Jugement Au fond, origine Conseil de Prud’hommes – Formation paritaire du MANS, décision attaquée en date du 16 Décembre 2013, enregistrée sous le n° F 13/00099
ARRÊT DU 29 Mars 2016
APPELANTE :
L’ASSOCIATION POUR L’INSERTION DES HANDICAPES ADULTES (APIHA)
XXX
XXX
représentée par Maître BOUGOUIN, avocat au barreau de Laval, substituant Maître Cécile NAUSE, avocat au barreau d’AGEN
INTIME :
Monsieur C A
XXX
XXX
comparant – assisté de Maître Yves PETIT, avocat au barreau du MANS
COMPOSITION DE LA COUR :
En application des dispositions de l’article 945-1 du code de procédure civile, l’affaire a été débattue le 16 Février 2016 à 14H00, en audience publique, les parties ne s’y étant pas opposées, devant Madame Catherine LECAPLAIN-MOREL, conseiller chargé d’instruire l’affaire.
Ce magistrat a rendu compte des plaidoiries dans le délibéré de la cour, composée de :
Madame Anne JOUANARD, président
Madame Catherine LECAPLAIN-MOREL, conseiller
Madame Isabelle CHARPENTIER, conseiller
Greffier : Madame BODIN, greffier.
ARRÊT :
prononcé le 29 Mars 2016, contradictoire et mis à disposition au greffe de la cour, les parties en ayant été préalablement avisées dans les conditions prévues au deuxième alinéa de l’article 450 du code de procédure civile.
Signé par Madame Anne JOUANARD, président, et par Madame BODIN, greffier auquel la minute de la décision a été remise par le magistrat signataire.
*******
FAITS et PROCÉDURE,
L’Association Pour l’Insertion des handicapés Adultes (Apiha ) est une association gérant des entreprises adaptées pour travailleurs handicapés dans le Lot et Garonne, dont l’établissement Festifruits situé à G Pierre sur Dropt (47), est spécialisé dans le conditionnement et la commercialisation de fruits secs, herboristerie et épices.
L’association emploie un effectif de plus de 10 salariés (245 ) répartis sur les 7 établissements dépourvus de la personnalité juridique.
Le 4 janvier 2005, M. C A a été recruté par l’Apiha Festifruits en qualité de merchandiseur dans le cadre d’un contrat de travail à durée indéterminée à temps complet.
Dans un avenant du 1er juillet 2006, les parties ont convenu d’augmenter le secteur d’activité du salarié recouvrant 8 départements en Normandie-Centre- Pays de la Loire.
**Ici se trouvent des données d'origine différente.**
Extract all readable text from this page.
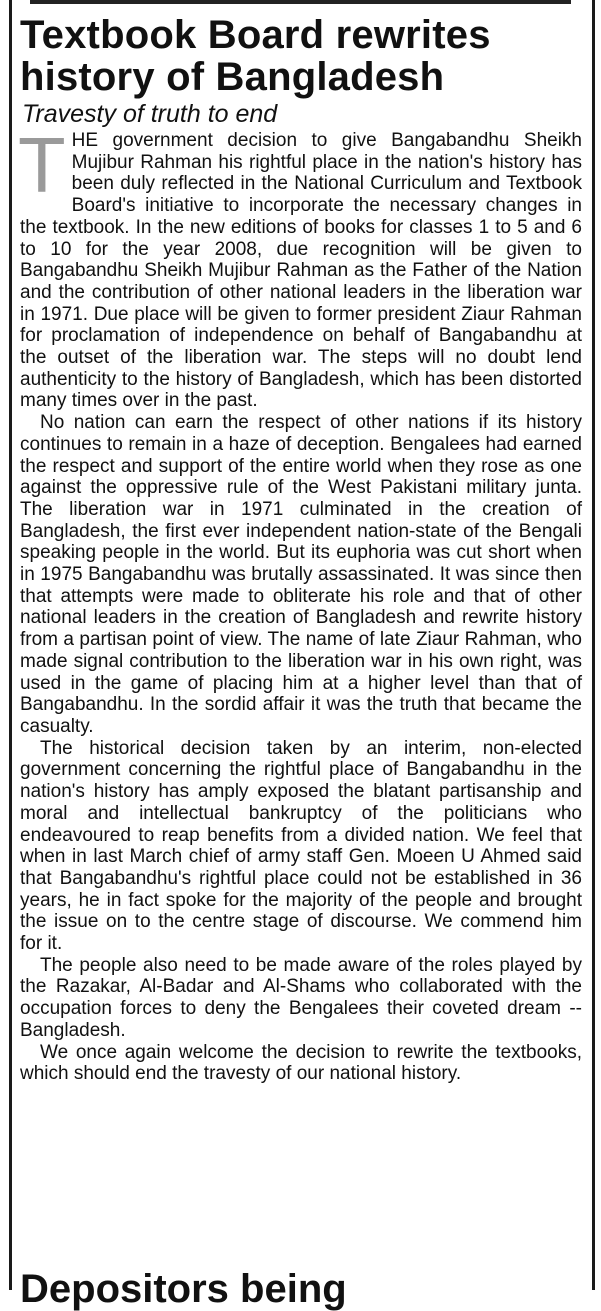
Textbook Board rewrites history of Bangladesh
Travesty of truth to end

THE government decision to give Bangabandhu Sheikh Mujibur Rahman his rightful place in the nation's history has been duly reflected in the National Curriculum and Textbook Board's initiative to incorporate the necessary changes in the textbook. In the new editions of books for classes 1 to 5 and 6 to 10 for the year 2008, due recognition will be given to Bangabandhu Sheikh Mujibur Rahman as the Father of the Nation and the contribution of other national leaders in the liberation war in 1971. Due place will be given to former president Ziaur Rahman for proclamation of independence on behalf of Bangabandhu at the outset of the liberation war. The steps will no doubt lend authenticity to the history of Bangladesh, which has been distorted many times over in the past.

No nation can earn the respect of other nations if its history continues to remain in a haze of deception. Bengalees had earned the respect and support of the entire world when they rose as one against the oppressive rule of the West Pakistani military junta. The liberation war in 1971 culminated in the creation of Bangladesh, the first ever independent nation-state of the Bengali speaking people in the world. But its euphoria was cut short when in 1975 Bangabandhu was brutally assassinated. It was since then that attempts were made to obliterate his role and that of other national leaders in the creation of Bangladesh and rewrite history from a partisan point of view. The name of late Ziaur Rahman, who made signal contribution to the liberation war in his own right, was used in the game of placing him at a higher level than that of Bangabandhu. In the sordid affair it was the truth that became the casualty.

The historical decision taken by an interim, non-elected government concerning the rightful place of Bangabandhu in the nation's history has amply exposed the blatant partisanship and moral and intellectual bankruptcy of the politicians who endeavoured to reap benefits from a divided nation. We feel that when in last March chief of army staff Gen. Moeen U Ahmed said that Bangabandhu's rightful place could not be established in 36 years, he in fact spoke for the majority of the people and brought the issue on to the centre stage of discourse. We commend him for it.

The people also need to be made aware of the roles played by the Razakar, Al-Badar and Al-Shams who collaborated with the occupation forces to deny the Bengalees their coveted dream -- Bangladesh.

We once again welcome the decision to rewrite the textbooks, which should end the travesty of our national history.

Depositors being
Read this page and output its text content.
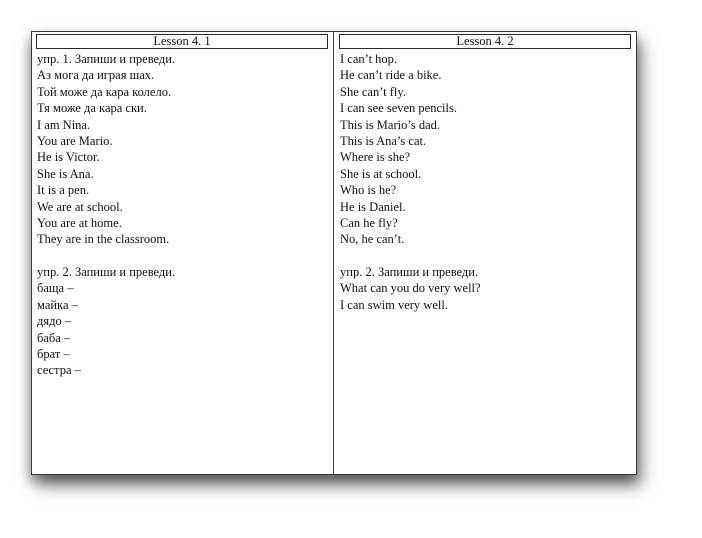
Lesson 4. 1
упр. 1. Запиши и преведи.
Аз мога да играя шах.
Той може да кара колело.
Тя може да кара ски.
I am Nina.
You are Mario.
He is Victor.
She is Ana.
It is a pen.
We are at school.
You are at home.
They are in the classroom.
упр. 2. Запиши и преведи.
баща –
майка –
дядо –
баба –
брат –
сестра –
Lesson 4. 2
I can’t hop.
He can’t ride a bike.
She can’t fly.
I can see seven pencils.
This is Mario’s dad.
This is Ana’s cat.
Where is she?
She is at school.
Who is he?
He is Daniel.
Can he fly?
No, he can’t.
упр. 2. Запиши и преведи.
What can you do very well?
I can swim very well.
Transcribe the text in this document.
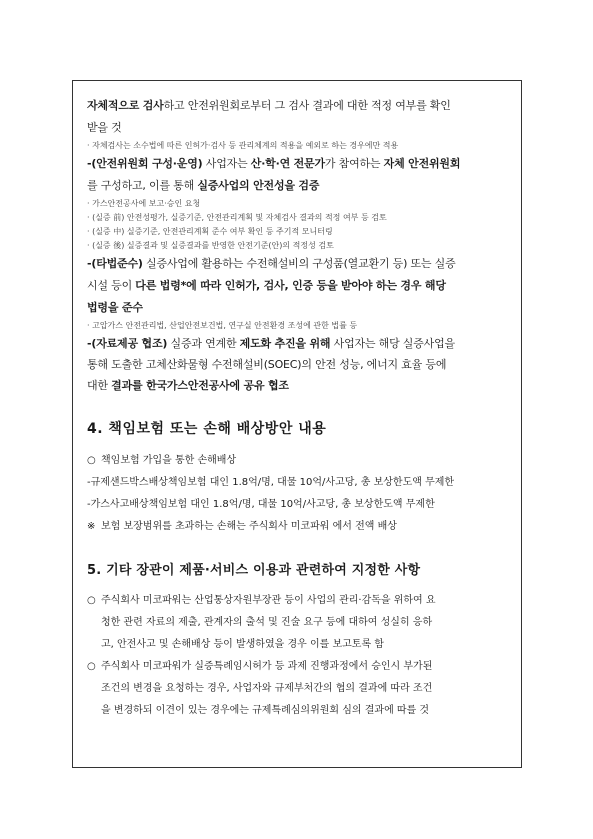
자체적으로 검사하고 안전위원회로부터 그 검사 결과에 대한 적정 여부를 확인

받을 것

· 자체검사는 소수법에 따른 인허가·검사 등 관리체계의 적용을 예외로 하는 경우에만 적용

-(안전위원회 구성·운영) 사업자는 산·학·연 전문가가 참여하는 자체 안전위원회

를 구성하고, 이를 통해 실증사업의 안전성을 검증

· 가스안전공사에 보고·승인 요청

· (실증 前) 안전성평가, 실증기준, 안전관리계획 및 자체검사 결과의 적정 여부 등 검토

· (실증 中) 실증기준, 안전관리계획 준수 여부 확인 등 주기적 모니터링

· (실증 後) 실증결과 및 실증결과를 반영한 안전기준(안)의 적정성 검토

-(타법준수) 실증사업에 활용하는 수전해설비의 구성품(열교환기 등) 또는 실증

시설 등이 다른 법령*에 따라 인허가, 검사, 인증 등을 받아야 하는 경우 해당

법령을 준수

· 고압가스 안전관리법, 산업안전보건법, 연구실 안전환경 조성에 관한 법률 등

-(자료제공 협조) 실증과 연계한 제도화 추진을 위해 사업자는 해당 실증사업을

통해 도출한 고체산화물형 수전해설비(SOEC)의 안전 성능, 에너지 효율 등에

대한 결과를 한국가스안전공사에 공유 협조

4. 책임보험 또는 손해 배상방안 내용

○ 책임보험 가입을 통한 손해배상

-규제샌드박스배상책임보험 대인 1.8억/명, 대물 10억/사고당, 총 보상한도액 무제한

-가스사고배상책임보험 대인 1.8억/명, 대물 10억/사고당, 총 보상한도액 무제한

※ 보험 보장범위를 초과하는 손해는 주식회사 미코파워 에서 전액 배상

5. 기타 장관이 제품·서비스 이용과 관련하여 지정한 사항

○ 주식회사 미코파워는 산업통상자원부장관 등이 사업의 관리·감독을 위하여 요

청한 관련 자료의 제출, 관계자의 출석 및 진술 요구 등에 대하여 성실히 응하

고, 안전사고 및 손해배상 등이 발생하였을 경우 이를 보고토록 함

○ 주식회사 미코파워가 실증특례임시허가 등 과제 진행과정에서 승인시 부가된

조건의 변경을 요청하는 경우, 사업자와 규제부처간의 협의 결과에 따라 조건

을 변경하되 이견이 있는 경우에는 규제특례심의위원회 심의 결과에 따를 것
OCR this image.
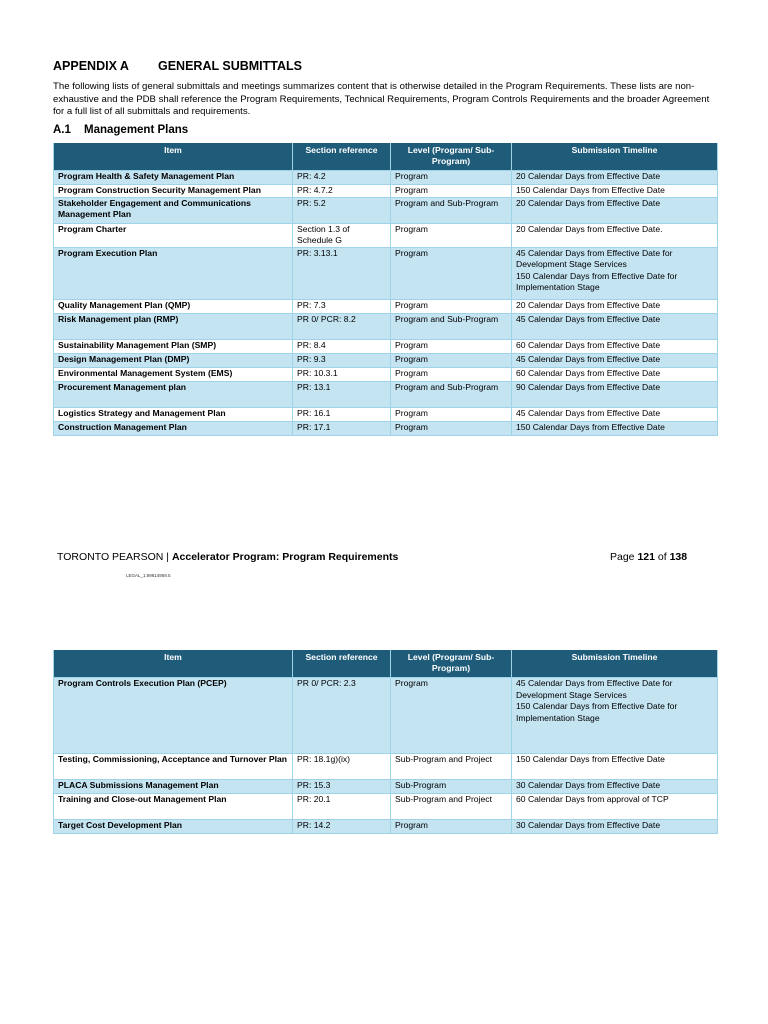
APPENDIX A GENERAL SUBMITTALS
The following lists of general submittals and meetings summarizes content that is otherwise detailed in the Program Requirements. These lists are non-exhaustive and the PDB shall reference the Program Requirements, Technical Requirements, Program Controls Requirements and the broader Agreement for a full list of all submittals and requirements.
A.1 Management Plans
Item	Section reference	Level (Program/ Sub-Program)	Submission Timeline
Program Health & Safety Management Plan	PR: 4.2	Program	20 Calendar Days from Effective Date
Program Construction Security Management Plan	PR: 4.7.2	Program	150 Calendar Days from Effective Date
Stakeholder Engagement and Communications Management Plan	PR: 5.2	Program and Sub-Program	20 Calendar Days from Effective Date
Program Charter	Section 1.3 of Schedule G	Program	20 Calendar Days from Effective Date.
Program Execution Plan	PR: 3.13.1	Program	45 Calendar Days from Effective Date for Development Stage Services
150 Calendar Days from Effective Date for Implementation Stage
Quality Management Plan (QMP)	PR: 7.3	Program	20 Calendar Days from Effective Date
Risk Management plan (RMP)	PR 0/ PCR: 8.2	Program and Sub-Program	45 Calendar Days from Effective Date
Sustainability Management Plan (SMP)	PR: 8.4	Program	60 Calendar Days from Effective Date
Design Management Plan (DMP)	PR: 9.3	Program	45 Calendar Days from Effective Date
Environmental Management System (EMS)	PR: 10.3.1	Program	60 Calendar Days from Effective Date
Procurement Management plan	PR: 13.1	Program and Sub-Program	90 Calendar Days from Effective Date
Logistics Strategy and Management Plan	PR: 16.1	Program	45 Calendar Days from Effective Date
Construction Management Plan	PR: 17.1	Program	150 Calendar Days from Effective Date
TORONTO PEARSON | Accelerator Program: Program Requirements	Page 121 of 138
LEGAL_1:89814959.5
Item	Section reference	Level (Program/ Sub-Program)	Submission Timeline
Program Controls Execution Plan (PCEP)	PR 0/ PCR: 2.3	Program	45 Calendar Days from Effective Date for Development Stage Services
150 Calendar Days from Effective Date for Implementation Stage
Testing, Commissioning, Acceptance and Turnover Plan	PR: 18.1g)(ix)	Sub-Program and Project	150 Calendar Days from Effective Date
PLACA Submissions Management Plan	PR: 15.3	Sub-Program	30 Calendar Days from Effective Date
Training and Close-out Management Plan	PR: 20.1	Sub-Program and Project	60 Calendar Days from approval of TCP
Target Cost Development Plan	PR: 14.2	Program	30 Calendar Days from Effective Date
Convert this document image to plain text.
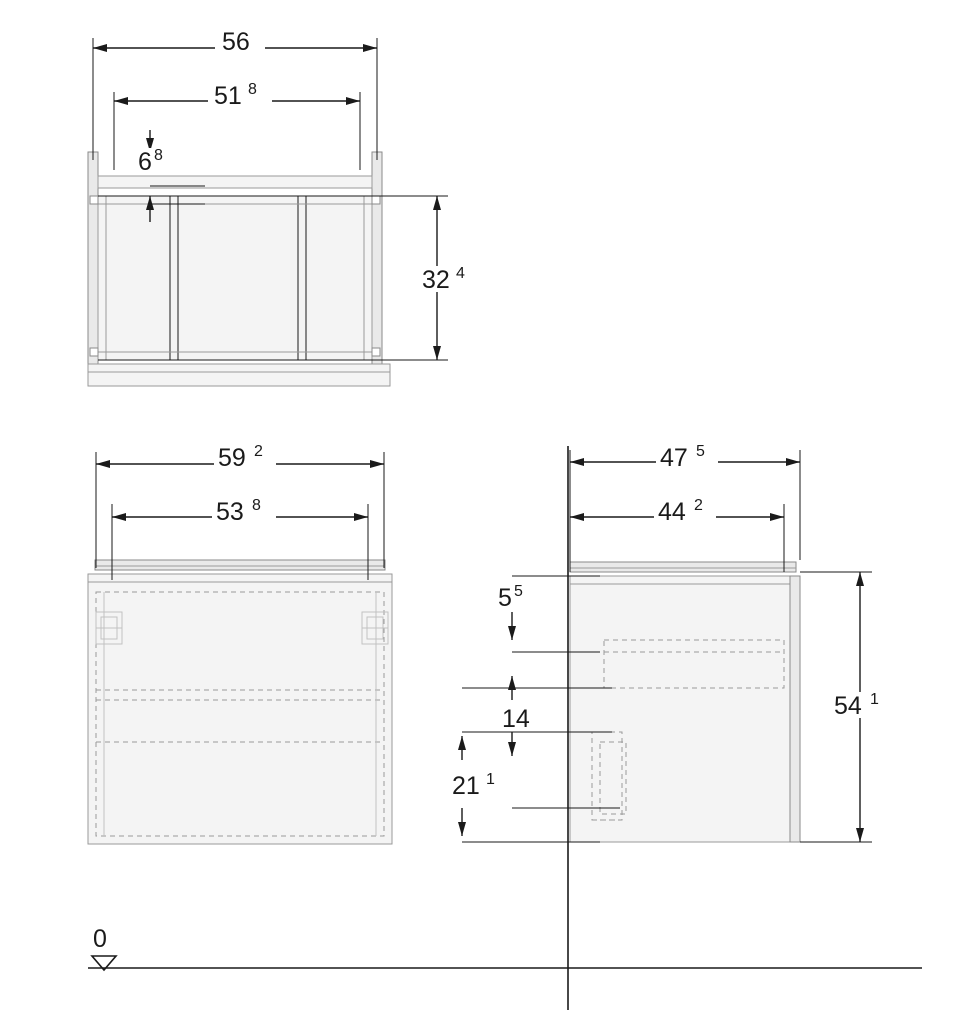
56
51 8
6 8
32 4
59 2
53 8
0
47 5
44 2
5 5
14
21 1
54 1
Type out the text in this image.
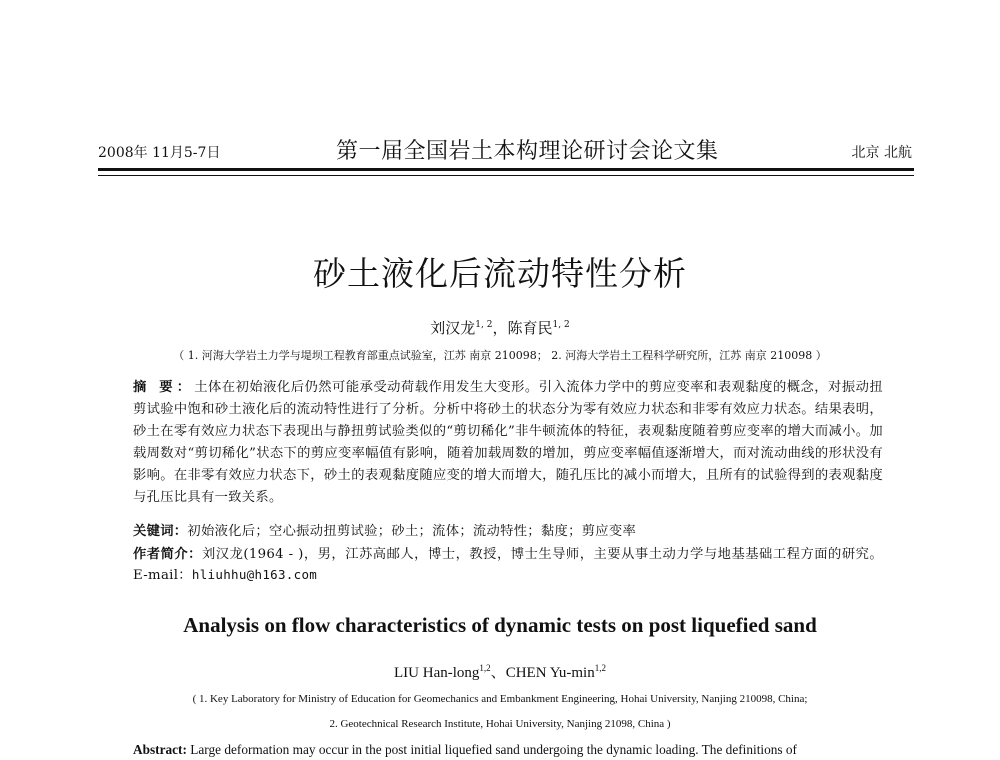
2008年 11月5-7日	第一届全国岩土本构理论研讨会论文集	北京 北航
砂土液化后流动特性分析
刘汉龙$^{1, 2}$，陈育民$^{1, 2}$
（ 1. 河海大学岩土力学与堤坝工程教育部重点试验室，江苏 南京 210098； 2. 河海大学岩土工程科学研究所，江苏 南京 210098 ）
摘 要：土体在初始液化后仍然可能承受动荷载作用发生大变形。引入流体力学中的剪应变率和表观黏度的概念，对振动扭剪试验中饱和砂土液化后的流动特性进行了分析。分析中将砂土的状态分为零有效应力状态和非零有效应力状态。结果表明，砂土在零有效应力状态下表现出与静扭剪试验类似的“剪切稀化”非牛顿流体的特征，表观黏度随着剪应变率的增大而减小。加载周数对“剪切稀化”状态下的剪应变率幅值有影响，随着加载周数的增加，剪应变率幅值逐渐增大，而对流动曲线的形状没有影响。在非零有效应力状态下，砂土的表观黏度随应变的增大而增大，随孔压比的减小而增大，且所有的试验得到的表观黏度与孔压比具有一致关系。
关键词：初始液化后；空心振动扭剪试验；砂土；流体；流动特性；黏度；剪应变率
作者简介：刘汉龙(1964 - )，男，江苏高邮人，博士，教授，博士生导师，主要从事土动力学与地基基础工程方面的研究。E-mail：hliuhhu@h163.com
Analysis on flow characteristics of dynamic tests on post liquefied sand
LIU Han-long$^{1,2}$、CHEN $Yu-\min^{1,2}$
( 1. Key Laboratory for Ministry of Education for Geomechanics and Embankment Engineering, Hohai University, Nanjing 210098, China;
2. Geotechnical Research Institute, Hohai University, Nanjing 21098, China )
Abstract: Large deformation may occur in the post initial liquefied sand undergoing the dynamic loading. The definitions of
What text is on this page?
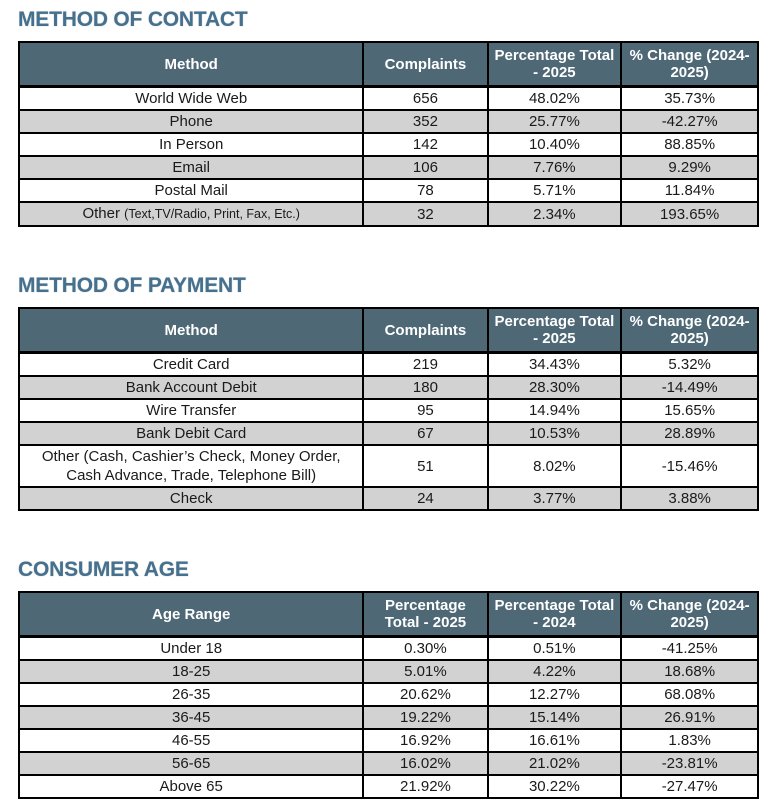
METHOD OF CONTACT
Method	Complaints	Percentage Total - 2025	% Change (2024-2025)
World Wide Web	656	48.02%	35.73%
Phone	352	25.77%	-42.27%
In Person	142	10.40%	88.85%
Email	106	7.76%	9.29%
Postal Mail	78	5.71%	11.84%
Other (Text,TV/Radio, Print, Fax, Etc.)	32	2.34%	193.65%
METHOD OF PAYMENT
Method	Complaints	Percentage Total - 2025	% Change (2024-2025)
Credit Card	219	34.43%	5.32%
Bank Account Debit	180	28.30%	-14.49%
Wire Transfer	95	14.94%	15.65%
Bank Debit Card	67	10.53%	28.89%
Other (Cash, Cashier’s Check, Money Order, Cash Advance, Trade, Telephone Bill)	51	8.02%	-15.46%
Check	24	3.77%	3.88%
CONSUMER AGE
Age Range	Percentage Total - 2025	Percentage Total - 2024	% Change (2024-2025)
Under 18	0.30%	0.51%	-41.25%
18-25	5.01%	4.22%	18.68%
26-35	20.62%	12.27%	68.08%
36-45	19.22%	15.14%	26.91%
46-55	16.92%	16.61%	1.83%
56-65	16.02%	21.02%	-23.81%
Above 65	21.92%	30.22%	-27.47%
Dans le cadre d’une restructuration de l’équipe commerciale de l’Apiha, M. A a accepté, le 9 mai 2011, de modifier son contrat de travail initial et de signer un nouveau contrat en qualité d’attaché commercial débutant relevant du statut de VRP à effet au 1er juin 2011.
Le contrat prévoyait une rémunération fixe de 1 450 euros brut outre des primes trimestrielles quantitatives et qualitatives.
En dernier lieu, le salarié percevait un salaire moyen brut de 1 709.83 euros par mois.
La relation de travail était régie par les dispositions de l’accord interprofessionnel national du 3 octobre 1975.
Le 25 janvier 2013, les représentants du personnel ont été appelés à donner leur avis sur le plan de restructuration et le projet de licenciement pour motif économique. Un avis favorable a été émis sur le projet de suppression de 9 postes dans le service commercial.
Par courrier en date du 28 janvier 2013, M. A a été convoqué à un entretien préalable à un licenciement pour motif économique fixé au 6 février 2013.
Le 18 février 2013, le salarié a reçu notification de son licenciement pour motif économique dans un courrier libellé comme suit :
'Apiha connaît des difficultés économiques importantes. En effet, l’association enregistre une perte nette de 198 622 euros au 31 décembre 2011, une perte nette de 233 052 euros et sera à nouveau en position négative au 31 décembre 2012.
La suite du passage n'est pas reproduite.